Я поглядел на него и удивился. У него кисти рук и пальцы были скорчены и загнуты вверх каким-то особенно необыкновенным образом. Вилку и ножик он ухитрялся держать, пропихнув рукоятки между скривленными, вывороченными пальцами. Улыбка мелькала на его круглом, бритом, с мягкими, рыжими усами, лице. Ел он с большим аппетитом.
— Что у Вас за болезнь? - спросил я у него уже прямо без церемонии.
— Ревматизм, - отвечал он спокойно.
— Где-же вы ухитрились схватить такую страшную форму?
— À на войне, под Рущуком. Я был подрядчиком X. гусарского полка. Девять месяцев прожил в мазанке. Всего там натерпелся. После того три года пролежал в кровати; и вот я второе лето здесь.
— Что-же, довольны вы здешним лечением?
— Теперь очень доволен.
— Быстро заметили улучшение?
— Нет, прошлое лето здесь я не заметил никаких результатов. Как приехал сюда на носилках, так и отсюда возвратился с ними домой, в Одессу. Но потом с октября я стал чувствовать облегчение. Руки у меня, на которые вы с таким удивлением теперь смотрите, в прошлом году были еще хуже исковерканы, в таком-же виде были у меня и ноги. Боли в ногах были нестерпимые, ни дня, ни ночи я не знал покоя. После Сакских грязей уже зимой, я понемножку стал бродить на костылях, а вот теперь опять приехал в Саки уже долечиваться окончательно.
— Ну, - подумал я, - если такие исковерканные субъекты рассчитывают окончательно вылечиться, то неужели я-то не вылечу своей ноги.
Отобедав, я вышел из столовой и отправился бродить по заведению, чтобы ознакомиться с ним. Двор оказался окруженным галереями, с выходящими на них окнами рублёвых номеров гостиницы. Рублевые номера отличаются от более дорогих только своею миниатюрностью. В них одному жить — ещё сносно. А la guerret comme à la guerre! Но тут почти все номера были заняты двумя и даже тремя недостаточными пациентами, а то так целыми семьями. Но и такой крохотный номерок заполучить, составляет заветную мечту для небогатого деревенского пациента, да и то еще приходится ждать очереди.

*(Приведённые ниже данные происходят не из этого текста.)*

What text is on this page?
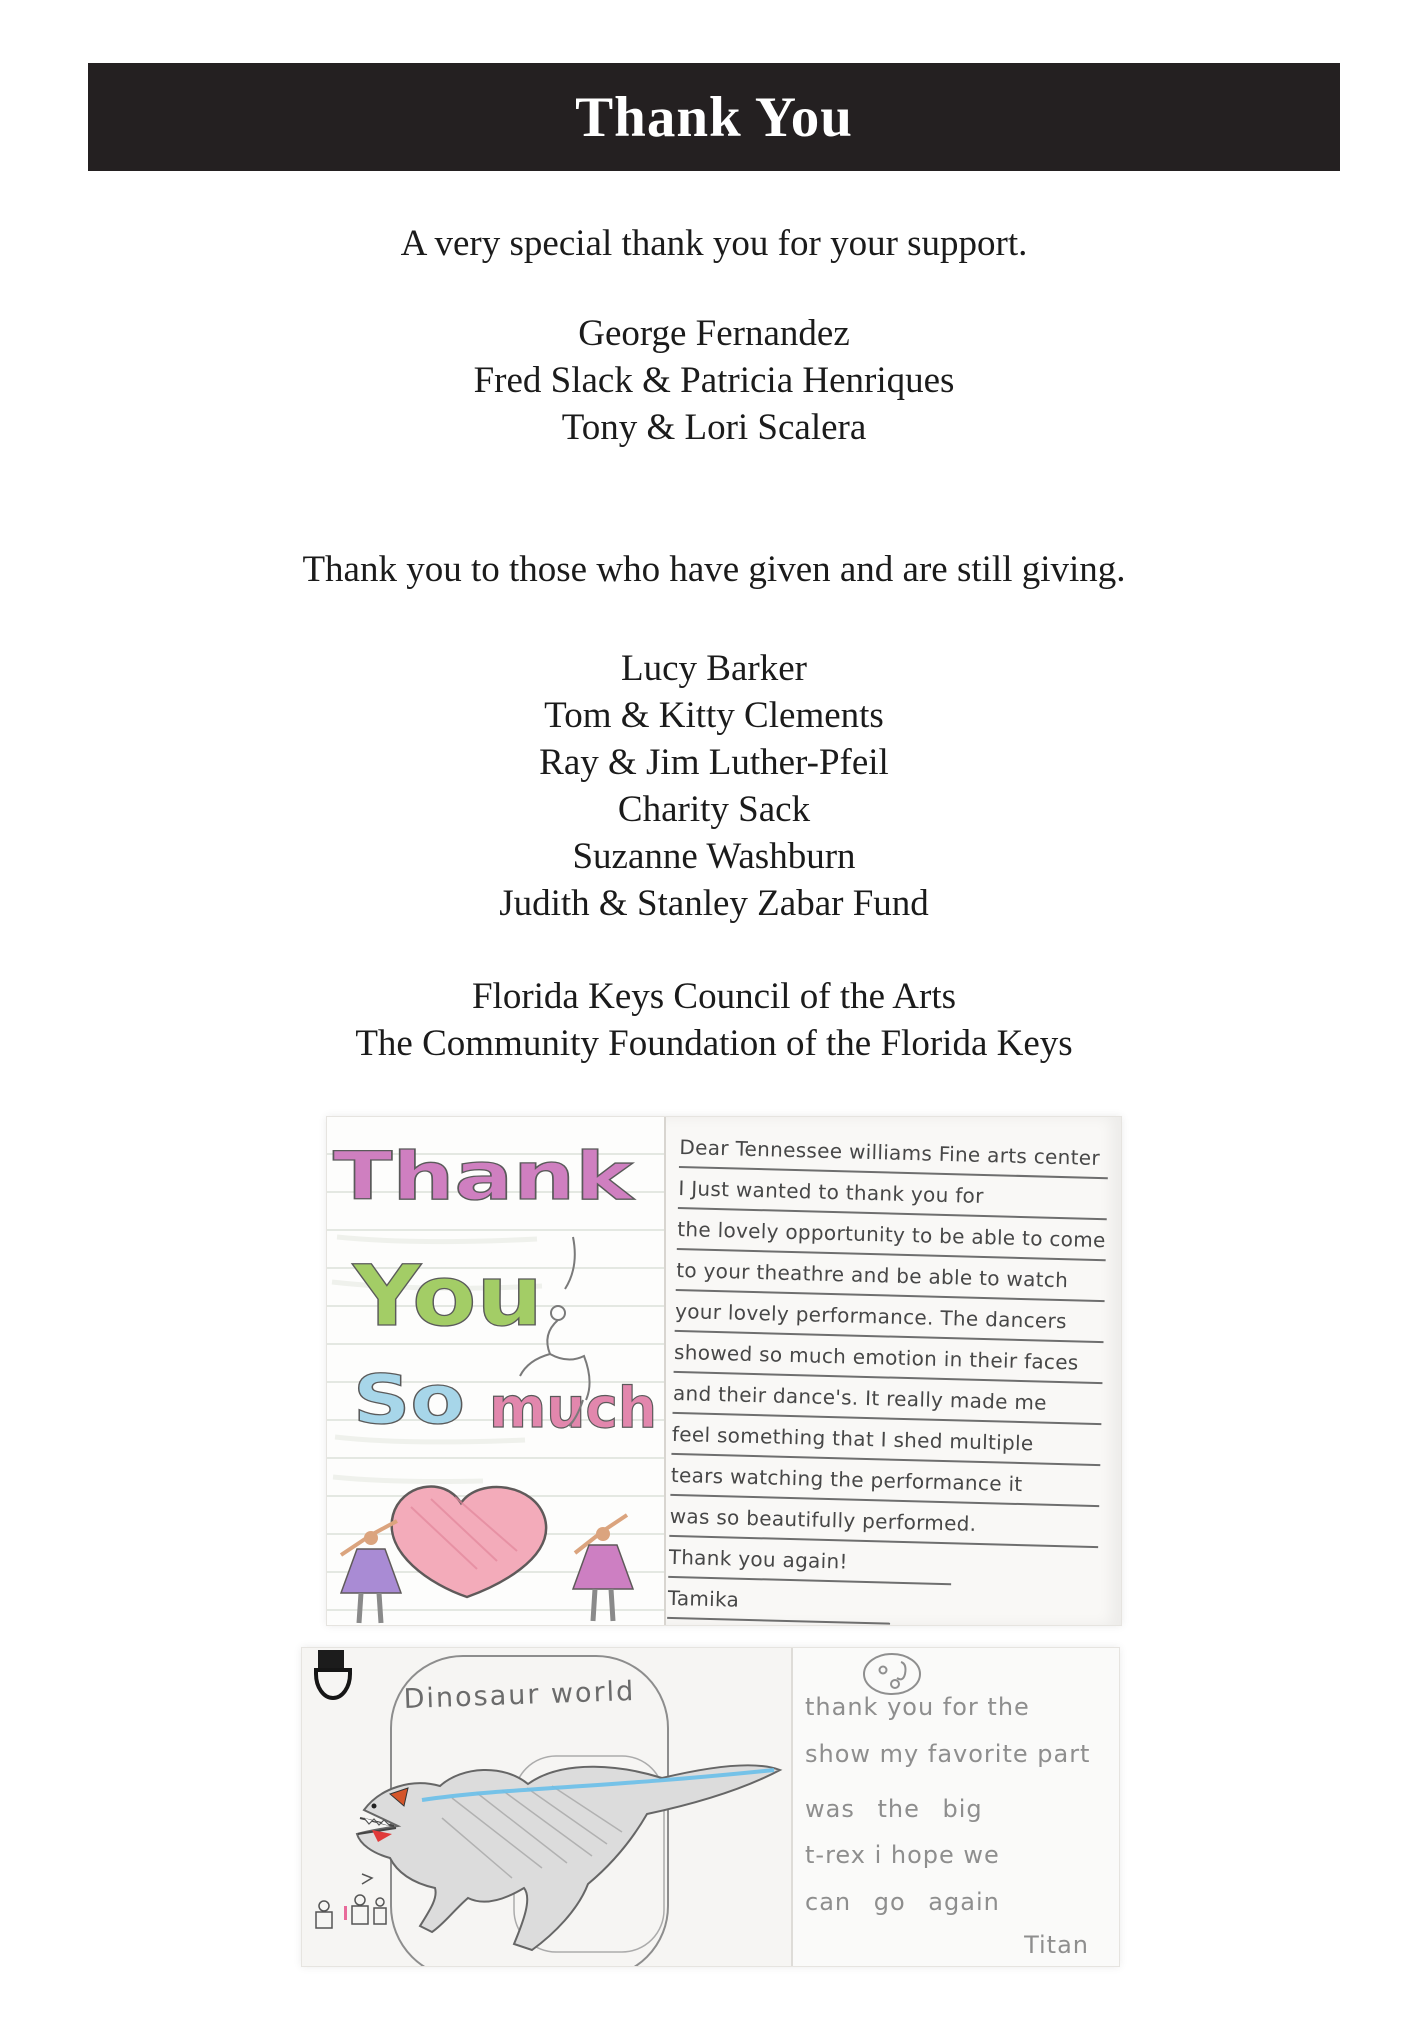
Thank You

A very special thank you for your support.

George Fernandez

Fred Slack & Patricia Henriques

Tony & Lori Scalera

Thank you to those who have given and are still giving.

Lucy Barker

Tom & Kitty Clements

Ray & Jim Luther-Pfeil

Charity Sack

Suzanne Washburn

Judith & Stanley Zabar Fund

Florida Keys Council of the Arts

The Community Foundation of the Florida Keys

Thank
You
So much
Dear Tennessee williams Fine arts center
I Just wanted to thank you for
the lovely opportunity to be able to come
to your theathre and be able to watch
your lovely performance. The dancers
showed so much emotion in their faces
and their dance's. It really made me
feel something that I shed multiple
tears watching the performance it
was so beautifully performed.
Thank you again!
Tamika
Dinosaur world	thank you for the
show my favorite part
was the big
t-rex i hope we
can go again
Titan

Всех номеров в гостинице только 58, а кандидатов, ждущих освобождения номеров в день моего приезда, было 48.
Зашёл в библиотечную комнату, которая вместе с тем служит и единственным салоном для больных. Это небольшая комната, уставленная мягкою мебелью, с плохим пианино и небольшим библиотечным шкафом. В шкафу красовались собранные за несколько лет,—выписывающиеся постоянно:—Отечественные записки, Русский Вестник, Вестник Европы и кроме того некоторые, переводные романы, должно быть, оставленные библиотеке уезжавшими пациентами. Газеты: Голос, Новое Время, Московские Ведомости, Русский Курьер, несколько иллюстрированных и карикатурных журналов, все местные Крымские газеты и две-три иностранных.
Вечером в тот-же день зашёл ко мне в номер доктор Минятт. Подробно осмотреѣв меня, он назначил, прежде грязевых ванн, принять две рапные.